Tesone and Omer Trajman argue their coalition doesn’t play politics. “We are conscious of the fact that while SUFN has attracted residents who share our concerns for public safety and administrative mismanagement, that doesn’t mean that everyone has a common view of other issues,” Tesone responded via email Thursday. “For that reason, SUFN explicitly did not make a statement of endorsement for candidates, who also don’t agree on every issue.”
As I wrote back to Tesone, I don’t buy it. Clearly, Stand Up viewed Gere and Lamperti as threats to its agenda.
“The collapse of our police and (public works) departments, in particular, has only confirmed the fact that our current Selectboard members and town manager are leading Norwich in the wrong direction,” Stand Up states on its website.
Apparently, Calloway wasn’t lumped in with other board members. On Tuesday, the same day that residents were voting on the three Selectboard races, Tesone posted on the Norwich Listserv:
“Marcia has stood alone as the sole Selectboard member prioritizing the community that she serves.”
Sounds like an endorsement to me.
In our phone conversation Friday, Calloway, who defeated Gere, downplayed Stand Up’s role in the board races. It was more about residents wanting a “new tone,” she told me.
Getting Stand Up and others involved in town government is “healthy, as long as everyone is respectful,” she said.
Not all Town Meeting votes went Stand Up’s way.
The nonprofit Norwich Farm Foundation, which is Trajman’s pet project (I mean that, literally), received only 25.5% of the vote in its bid for a 10-year property tax exemption. (To Stand Up’s credit, it acknowledged before the vote that Trajman serves on the organization’s board of directors.)

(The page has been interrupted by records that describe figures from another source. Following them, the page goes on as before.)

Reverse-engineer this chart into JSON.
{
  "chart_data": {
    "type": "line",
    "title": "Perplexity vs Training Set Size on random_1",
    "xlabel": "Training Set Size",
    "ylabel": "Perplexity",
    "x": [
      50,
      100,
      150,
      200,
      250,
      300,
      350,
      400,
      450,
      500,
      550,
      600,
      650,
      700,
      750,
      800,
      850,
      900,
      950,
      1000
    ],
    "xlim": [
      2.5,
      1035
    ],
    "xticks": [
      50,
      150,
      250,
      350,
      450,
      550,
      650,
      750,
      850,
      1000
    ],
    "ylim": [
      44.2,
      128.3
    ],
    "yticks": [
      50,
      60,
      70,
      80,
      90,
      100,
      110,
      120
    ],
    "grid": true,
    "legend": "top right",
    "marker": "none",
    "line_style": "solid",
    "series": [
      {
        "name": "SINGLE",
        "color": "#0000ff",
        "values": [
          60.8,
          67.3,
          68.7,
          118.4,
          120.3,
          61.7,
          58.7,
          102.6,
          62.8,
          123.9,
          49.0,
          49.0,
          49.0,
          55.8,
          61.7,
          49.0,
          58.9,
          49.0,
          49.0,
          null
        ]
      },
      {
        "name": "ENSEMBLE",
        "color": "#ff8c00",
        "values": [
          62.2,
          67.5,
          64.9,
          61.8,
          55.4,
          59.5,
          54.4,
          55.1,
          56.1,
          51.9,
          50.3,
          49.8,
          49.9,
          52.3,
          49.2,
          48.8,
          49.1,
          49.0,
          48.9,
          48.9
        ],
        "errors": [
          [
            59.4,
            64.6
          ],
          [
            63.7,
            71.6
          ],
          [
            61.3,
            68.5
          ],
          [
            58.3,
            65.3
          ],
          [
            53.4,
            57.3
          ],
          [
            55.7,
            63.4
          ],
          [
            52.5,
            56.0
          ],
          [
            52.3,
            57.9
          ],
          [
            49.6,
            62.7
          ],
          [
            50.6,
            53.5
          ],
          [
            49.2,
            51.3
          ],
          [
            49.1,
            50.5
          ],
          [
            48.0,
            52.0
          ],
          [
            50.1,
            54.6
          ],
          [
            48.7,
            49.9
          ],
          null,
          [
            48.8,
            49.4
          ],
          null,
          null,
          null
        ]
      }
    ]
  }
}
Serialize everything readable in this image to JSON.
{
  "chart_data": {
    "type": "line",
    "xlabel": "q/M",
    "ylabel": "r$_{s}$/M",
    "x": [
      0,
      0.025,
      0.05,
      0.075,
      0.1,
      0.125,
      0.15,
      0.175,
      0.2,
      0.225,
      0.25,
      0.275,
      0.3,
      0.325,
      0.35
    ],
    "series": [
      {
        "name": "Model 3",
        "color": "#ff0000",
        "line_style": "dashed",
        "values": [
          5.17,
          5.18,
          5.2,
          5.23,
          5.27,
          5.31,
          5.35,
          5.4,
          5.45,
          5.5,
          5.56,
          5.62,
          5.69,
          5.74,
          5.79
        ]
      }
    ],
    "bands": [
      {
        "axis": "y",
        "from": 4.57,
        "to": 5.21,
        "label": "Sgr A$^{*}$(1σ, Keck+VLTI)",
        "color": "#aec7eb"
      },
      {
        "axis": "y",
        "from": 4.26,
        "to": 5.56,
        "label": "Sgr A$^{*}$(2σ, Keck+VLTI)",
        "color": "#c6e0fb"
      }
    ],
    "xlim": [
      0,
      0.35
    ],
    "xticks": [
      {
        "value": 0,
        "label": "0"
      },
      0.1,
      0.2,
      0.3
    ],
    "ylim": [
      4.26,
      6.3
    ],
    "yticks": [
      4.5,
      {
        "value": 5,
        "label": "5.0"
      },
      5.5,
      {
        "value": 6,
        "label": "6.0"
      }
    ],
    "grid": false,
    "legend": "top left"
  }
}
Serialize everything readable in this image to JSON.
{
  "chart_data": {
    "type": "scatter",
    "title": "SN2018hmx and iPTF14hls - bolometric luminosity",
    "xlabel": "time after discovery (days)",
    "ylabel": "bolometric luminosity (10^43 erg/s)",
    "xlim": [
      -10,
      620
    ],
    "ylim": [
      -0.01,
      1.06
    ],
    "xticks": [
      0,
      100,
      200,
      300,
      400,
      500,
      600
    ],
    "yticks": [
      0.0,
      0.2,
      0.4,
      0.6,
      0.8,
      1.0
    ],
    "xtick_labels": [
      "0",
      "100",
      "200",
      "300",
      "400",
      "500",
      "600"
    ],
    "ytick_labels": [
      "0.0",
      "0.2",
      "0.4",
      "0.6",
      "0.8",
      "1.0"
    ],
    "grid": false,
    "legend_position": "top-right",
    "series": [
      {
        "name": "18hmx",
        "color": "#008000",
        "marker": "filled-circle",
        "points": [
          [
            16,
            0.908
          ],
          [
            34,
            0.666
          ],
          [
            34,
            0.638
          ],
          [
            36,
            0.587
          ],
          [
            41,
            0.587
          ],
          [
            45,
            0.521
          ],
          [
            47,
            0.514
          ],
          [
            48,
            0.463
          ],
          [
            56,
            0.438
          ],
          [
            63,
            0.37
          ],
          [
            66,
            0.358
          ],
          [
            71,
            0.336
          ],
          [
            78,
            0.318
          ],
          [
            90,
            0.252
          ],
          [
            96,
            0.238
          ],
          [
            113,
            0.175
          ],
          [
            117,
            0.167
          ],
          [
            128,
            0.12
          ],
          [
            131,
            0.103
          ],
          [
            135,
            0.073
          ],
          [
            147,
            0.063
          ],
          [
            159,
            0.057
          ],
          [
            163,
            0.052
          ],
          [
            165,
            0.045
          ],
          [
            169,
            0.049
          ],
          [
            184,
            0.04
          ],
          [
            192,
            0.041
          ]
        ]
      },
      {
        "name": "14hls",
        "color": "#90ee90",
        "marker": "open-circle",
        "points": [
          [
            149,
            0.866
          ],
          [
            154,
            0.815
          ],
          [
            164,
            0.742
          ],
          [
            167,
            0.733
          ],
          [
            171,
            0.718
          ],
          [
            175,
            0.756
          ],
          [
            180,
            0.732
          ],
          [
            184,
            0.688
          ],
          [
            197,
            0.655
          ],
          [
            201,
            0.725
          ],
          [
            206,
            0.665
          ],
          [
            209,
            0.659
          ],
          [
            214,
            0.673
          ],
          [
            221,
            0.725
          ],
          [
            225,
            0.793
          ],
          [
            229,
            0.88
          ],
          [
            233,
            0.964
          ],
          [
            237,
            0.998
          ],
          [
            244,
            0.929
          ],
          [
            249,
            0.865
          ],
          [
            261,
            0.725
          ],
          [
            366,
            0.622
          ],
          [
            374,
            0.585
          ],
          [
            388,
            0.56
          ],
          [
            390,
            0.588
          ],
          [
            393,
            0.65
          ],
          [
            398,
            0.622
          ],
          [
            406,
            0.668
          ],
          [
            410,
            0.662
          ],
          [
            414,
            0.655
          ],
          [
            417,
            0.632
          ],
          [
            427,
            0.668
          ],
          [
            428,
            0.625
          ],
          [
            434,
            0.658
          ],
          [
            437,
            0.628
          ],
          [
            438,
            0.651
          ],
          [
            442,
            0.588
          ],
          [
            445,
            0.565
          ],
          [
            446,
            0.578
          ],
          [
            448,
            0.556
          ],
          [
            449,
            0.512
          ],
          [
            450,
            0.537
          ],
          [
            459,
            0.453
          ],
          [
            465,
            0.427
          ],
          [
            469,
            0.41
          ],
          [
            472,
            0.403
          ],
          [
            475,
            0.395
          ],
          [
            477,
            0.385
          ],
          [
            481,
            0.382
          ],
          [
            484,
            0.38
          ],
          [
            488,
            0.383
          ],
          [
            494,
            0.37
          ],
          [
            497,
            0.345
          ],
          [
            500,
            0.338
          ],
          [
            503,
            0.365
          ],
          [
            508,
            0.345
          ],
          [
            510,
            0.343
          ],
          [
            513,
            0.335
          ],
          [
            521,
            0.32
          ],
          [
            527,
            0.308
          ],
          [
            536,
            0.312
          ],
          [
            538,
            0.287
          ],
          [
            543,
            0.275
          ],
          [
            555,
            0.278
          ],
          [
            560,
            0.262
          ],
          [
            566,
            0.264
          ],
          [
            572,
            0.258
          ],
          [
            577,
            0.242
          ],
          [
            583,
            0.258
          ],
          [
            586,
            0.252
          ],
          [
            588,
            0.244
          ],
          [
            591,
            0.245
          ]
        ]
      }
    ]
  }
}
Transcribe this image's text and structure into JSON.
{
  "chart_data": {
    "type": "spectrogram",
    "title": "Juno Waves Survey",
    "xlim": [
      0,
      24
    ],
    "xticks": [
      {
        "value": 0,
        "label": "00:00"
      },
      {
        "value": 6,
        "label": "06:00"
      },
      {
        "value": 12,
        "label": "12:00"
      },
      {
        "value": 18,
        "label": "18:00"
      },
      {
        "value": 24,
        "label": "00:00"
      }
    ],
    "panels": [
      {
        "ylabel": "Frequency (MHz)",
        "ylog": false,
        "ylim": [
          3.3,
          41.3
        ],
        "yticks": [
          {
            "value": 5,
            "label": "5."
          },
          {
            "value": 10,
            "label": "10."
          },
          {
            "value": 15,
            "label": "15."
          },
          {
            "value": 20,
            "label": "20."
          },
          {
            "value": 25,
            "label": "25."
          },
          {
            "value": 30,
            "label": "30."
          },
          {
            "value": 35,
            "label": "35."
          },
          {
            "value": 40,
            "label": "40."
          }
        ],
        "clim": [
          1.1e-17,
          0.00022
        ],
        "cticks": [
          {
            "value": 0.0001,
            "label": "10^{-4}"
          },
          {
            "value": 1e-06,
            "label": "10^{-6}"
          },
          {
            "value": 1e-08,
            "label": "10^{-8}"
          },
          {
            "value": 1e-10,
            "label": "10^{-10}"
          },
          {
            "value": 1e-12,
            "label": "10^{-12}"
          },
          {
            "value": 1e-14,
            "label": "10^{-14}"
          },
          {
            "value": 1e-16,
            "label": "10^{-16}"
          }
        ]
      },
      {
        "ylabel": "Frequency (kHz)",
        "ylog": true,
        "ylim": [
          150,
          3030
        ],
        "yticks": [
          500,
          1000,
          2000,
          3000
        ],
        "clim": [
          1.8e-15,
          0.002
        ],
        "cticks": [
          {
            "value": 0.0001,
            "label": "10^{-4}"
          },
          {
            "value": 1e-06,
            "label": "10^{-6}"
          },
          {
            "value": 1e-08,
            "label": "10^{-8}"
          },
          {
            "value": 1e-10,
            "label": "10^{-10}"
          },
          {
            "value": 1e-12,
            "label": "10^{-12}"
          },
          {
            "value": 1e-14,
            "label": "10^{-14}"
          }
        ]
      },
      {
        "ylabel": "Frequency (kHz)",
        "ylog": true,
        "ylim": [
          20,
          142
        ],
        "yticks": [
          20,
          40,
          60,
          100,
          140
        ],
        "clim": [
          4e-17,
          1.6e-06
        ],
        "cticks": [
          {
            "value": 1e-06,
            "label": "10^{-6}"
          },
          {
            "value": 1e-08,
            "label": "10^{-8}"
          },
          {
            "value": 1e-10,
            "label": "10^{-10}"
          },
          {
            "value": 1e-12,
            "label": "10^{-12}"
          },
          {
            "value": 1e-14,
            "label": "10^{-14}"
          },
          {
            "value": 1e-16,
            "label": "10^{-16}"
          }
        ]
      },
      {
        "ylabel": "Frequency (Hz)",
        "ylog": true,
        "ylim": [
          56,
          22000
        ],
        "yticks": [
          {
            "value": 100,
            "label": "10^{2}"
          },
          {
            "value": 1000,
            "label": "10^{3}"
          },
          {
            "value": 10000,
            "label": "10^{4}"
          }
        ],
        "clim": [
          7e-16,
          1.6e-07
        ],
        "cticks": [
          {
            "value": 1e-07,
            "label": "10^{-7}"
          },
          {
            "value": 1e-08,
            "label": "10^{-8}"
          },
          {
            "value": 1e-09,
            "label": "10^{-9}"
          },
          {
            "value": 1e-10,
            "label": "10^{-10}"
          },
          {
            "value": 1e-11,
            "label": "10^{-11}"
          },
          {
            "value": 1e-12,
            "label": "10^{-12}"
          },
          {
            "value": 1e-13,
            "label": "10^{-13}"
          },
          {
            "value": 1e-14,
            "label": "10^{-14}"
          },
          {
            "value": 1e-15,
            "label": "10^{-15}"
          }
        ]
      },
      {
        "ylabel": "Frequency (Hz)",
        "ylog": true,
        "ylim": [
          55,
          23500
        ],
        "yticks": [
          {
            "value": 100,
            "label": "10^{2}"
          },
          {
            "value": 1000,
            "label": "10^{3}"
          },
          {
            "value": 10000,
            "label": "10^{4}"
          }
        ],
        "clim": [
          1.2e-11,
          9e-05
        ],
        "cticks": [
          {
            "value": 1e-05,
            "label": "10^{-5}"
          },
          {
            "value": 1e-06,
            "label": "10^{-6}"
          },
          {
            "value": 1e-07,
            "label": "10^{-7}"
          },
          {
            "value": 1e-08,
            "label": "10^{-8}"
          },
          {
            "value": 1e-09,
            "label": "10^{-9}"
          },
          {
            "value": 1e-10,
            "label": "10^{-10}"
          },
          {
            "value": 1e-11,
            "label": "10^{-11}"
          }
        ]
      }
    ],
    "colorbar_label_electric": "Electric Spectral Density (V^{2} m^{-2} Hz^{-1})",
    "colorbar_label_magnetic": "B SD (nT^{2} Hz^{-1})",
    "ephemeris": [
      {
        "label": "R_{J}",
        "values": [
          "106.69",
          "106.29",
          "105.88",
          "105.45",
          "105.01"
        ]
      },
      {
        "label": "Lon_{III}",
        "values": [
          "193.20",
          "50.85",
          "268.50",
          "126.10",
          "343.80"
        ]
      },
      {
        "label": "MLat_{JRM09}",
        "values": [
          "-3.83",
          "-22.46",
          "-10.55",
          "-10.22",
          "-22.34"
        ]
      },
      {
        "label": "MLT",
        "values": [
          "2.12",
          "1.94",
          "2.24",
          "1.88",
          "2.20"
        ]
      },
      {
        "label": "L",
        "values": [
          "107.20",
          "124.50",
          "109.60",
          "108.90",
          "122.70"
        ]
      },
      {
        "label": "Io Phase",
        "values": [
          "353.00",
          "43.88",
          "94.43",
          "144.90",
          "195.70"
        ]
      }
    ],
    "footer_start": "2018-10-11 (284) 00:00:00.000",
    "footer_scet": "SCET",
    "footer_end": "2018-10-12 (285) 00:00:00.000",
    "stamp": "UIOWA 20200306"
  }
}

Stand Up also questioned whether Norwich should reduce the late penalty charged on property taxes from 8% to 4%.
“Given the current interest rates, a 4% rate may create an incentive for those who can afford to delay payment,” Trajman wrote in a Listserv posting.
That might be how some rich people think, but most folks who fall behind on their property tax payments do so because they’re experiencing financial struggles.
On Tuesday, 85% of Norwich voters supported reducing the late penalty.
Finally, something worth standing up for.